Statistical Approach in Tertiary Physics Laboratory: Effects on Student Achievement, Attitude, and Psychomotor Skills

Abstract

This study is on the effects of statistical supplementary materials for the General Laboratory Information (GLI) of a physics first-year laboratory course offered at a leading university in the Philippines, to: (a) students’ attitudes toward rules on decimal places and significant digits calculations, accuracy and precision, and probability interval estimation; (b) students’ self-perception of mathematics-/statistics-related attitudes and anxiety; (c) students’ self-perception of the relevance of mathematics and statistics; (d) laboratory physics achievement; (e) knowledge of relevant statistical concepts; (f) students’ self-perception of their psychomotor domain skills; (g) associations between one-semester changes in students’ self-perceptions of attitudes and anxiety toward mathematics and statistics, on the one hand, and students’ start-of-semester self-perception of their psychomotor domain skills, on the other hand; and, (h) correlations between laboratory physics achievement, on the one hand, and the attitudes and self-perceptions considered in (a), (b), and (c), on the other hand.
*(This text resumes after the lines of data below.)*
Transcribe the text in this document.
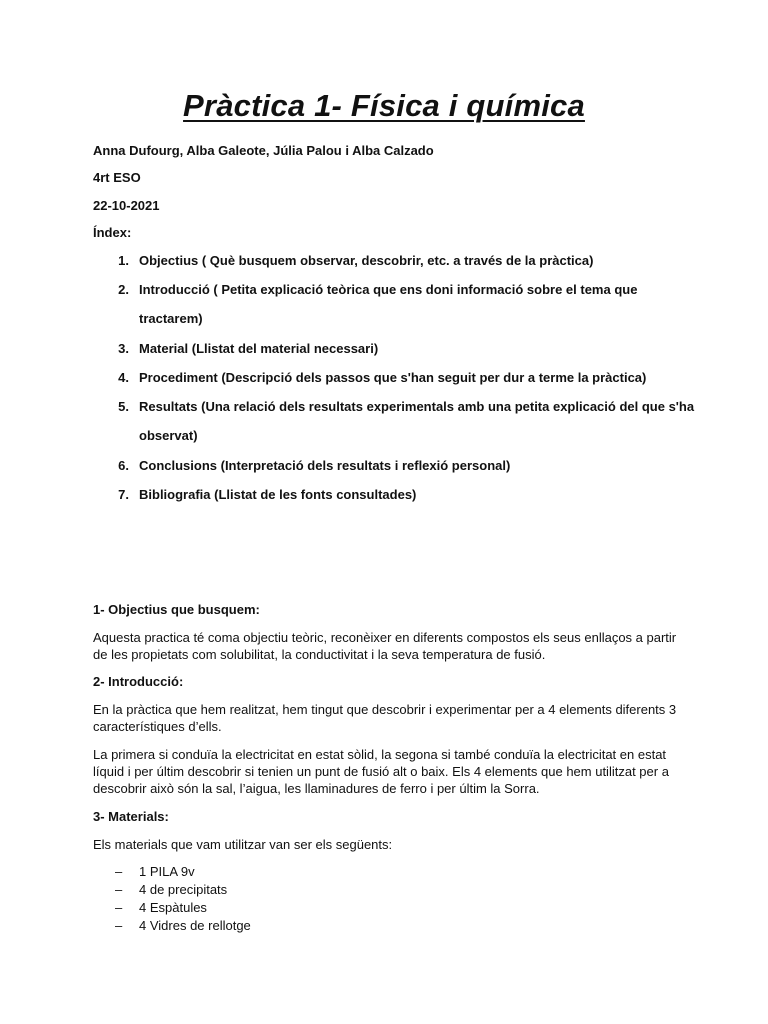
Pràctica 1- Física i química
Anna Dufourg, Alba Galeote, Júlia Palou i Alba Calzado
4rt ESO
22-10-2021
Índex:
1. Objectius ( Què busquem observar, descobrir, etc. a través de la pràctica)
2. Introducció ( Petita explicació teòrica que ens doni informació sobre el tema que
tractarem)
3. Material (Llistat del material necessari)
4. Procediment (Descripció dels passos que s'han seguit per dur a terme la pràctica)
5. Resultats (Una relació dels resultats experimentals amb una petita explicació del que s'ha
observat)
6. Conclusions (Interpretació dels resultats i reflexió personal)
7. Bibliografia (Llistat de les fonts consultades)
1- Objectius que busquem:
Aquesta practica té coma objectiu teòric, reconèixer en diferents compostos els seus enllaços a partir de les propietats com solubilitat, la conductivitat i la seva temperatura de fusió.
2- Introducció:
En la pràctica que hem realitzat, hem tingut que descobrir i experimentar per a 4 elements diferents 3 característiques d’ells.
La primera si conduïa la electricitat en estat sòlid, la segona si també conduïa la electricitat en estat líquid i per últim descobrir si tenien un punt de fusió alt o baix. Els 4 elements que hem utilitzat per a descobrir això són la sal, l’aigua, les llaminadures de ferro i per últim la Sorra.
3- Materials:
Els materials que vam utilitzar van ser els següents:
– 1 PILA 9v
– 4 de precipitats
– 4 Espàtules
– 4 Vidres de rellotge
The holistic evaluation of the new materials, modified based on authoritative guidelines and directed at developing statistical thinking, involved all 48 enrolled students and the two instructors of the course, and included the students’: attitude changes, sources of anxiety, and self-perceptions of these based on Osborne’s (1976) semantic differential scales and the Mathematics and Statistics Perception Scale (Cherney & Cooney, 2005); actual physical performance in certain assigned laboratory experiments; and, final course grades and responses in the start- and end-of-semester assessment on basic statistical knowledge.

Among the findings of the study were: (a) except possibly for certain aspects of the concept of accuracy and precision dealing with physics laboratory difficulty, introducing the statistical supplementary GLI materials did not significantly increase students’ positive self-perceptions of attitudes toward the concepts of rules on decimal places and significant digits calculations, accuracy and precision, and probability interval estimation; (b) although the differences between the conventional and experimental groups are not significantly different in many respects, there is an indication that using the statistical supplementary materials may mitigate the decrease in positive self-perceptions of one’s attitudes and anxiety toward mathematics, statistics, and relevance of mathematics/statistics; (c) the use of the statistical supplementary materials does not significantly increase physics laboratory achievement; (d) without discounting the possibility of a Hawthorne effect and depending on the laboratory activity, the psychomotor skills of students taught from the statistical supplementary materials are better than those students not taught from them; (e) the statistical supplementary materials do not significantly increase gains in basic statistical knowledge; (f) for the major part, there is no association between one-semester changes in any of either self-perceptions of mathematics-related attitudes and anxiety or statistics-related attitudes and anxiety, on the one hand, and start-of-semester self-perceptions of psychomotor domain skills, on the other hand; (g) using the new GLI materials effect a negative correlation between final course grade, on the one hand, and self-perceptions of attitudes that are highly related to the difficulty of the materials or tasks but not with those self-perceptions that deal with enjoyability or significance of the materials or tasks; and, (h) using of the statistical supplementary materials does not effect a positive correlation between physics laboratory achievement, on the one hand, and any of self-perception of mathematics/statistics attitude and anxiety and relevance of mathematics/statistics, on the other hand.

Using statistical supplementary materials teaching the concepts of central location, central dispersion, and least squares in an introductory physics laboratory course for 16-17 year old freshmen physics majors similar to the ones in this study, the instructor, with discretion, can thus lead the students to partly know, understand, and appreciate the statistical justification of the rules on significant digits calculations, accuracy and precision, and best-fit line.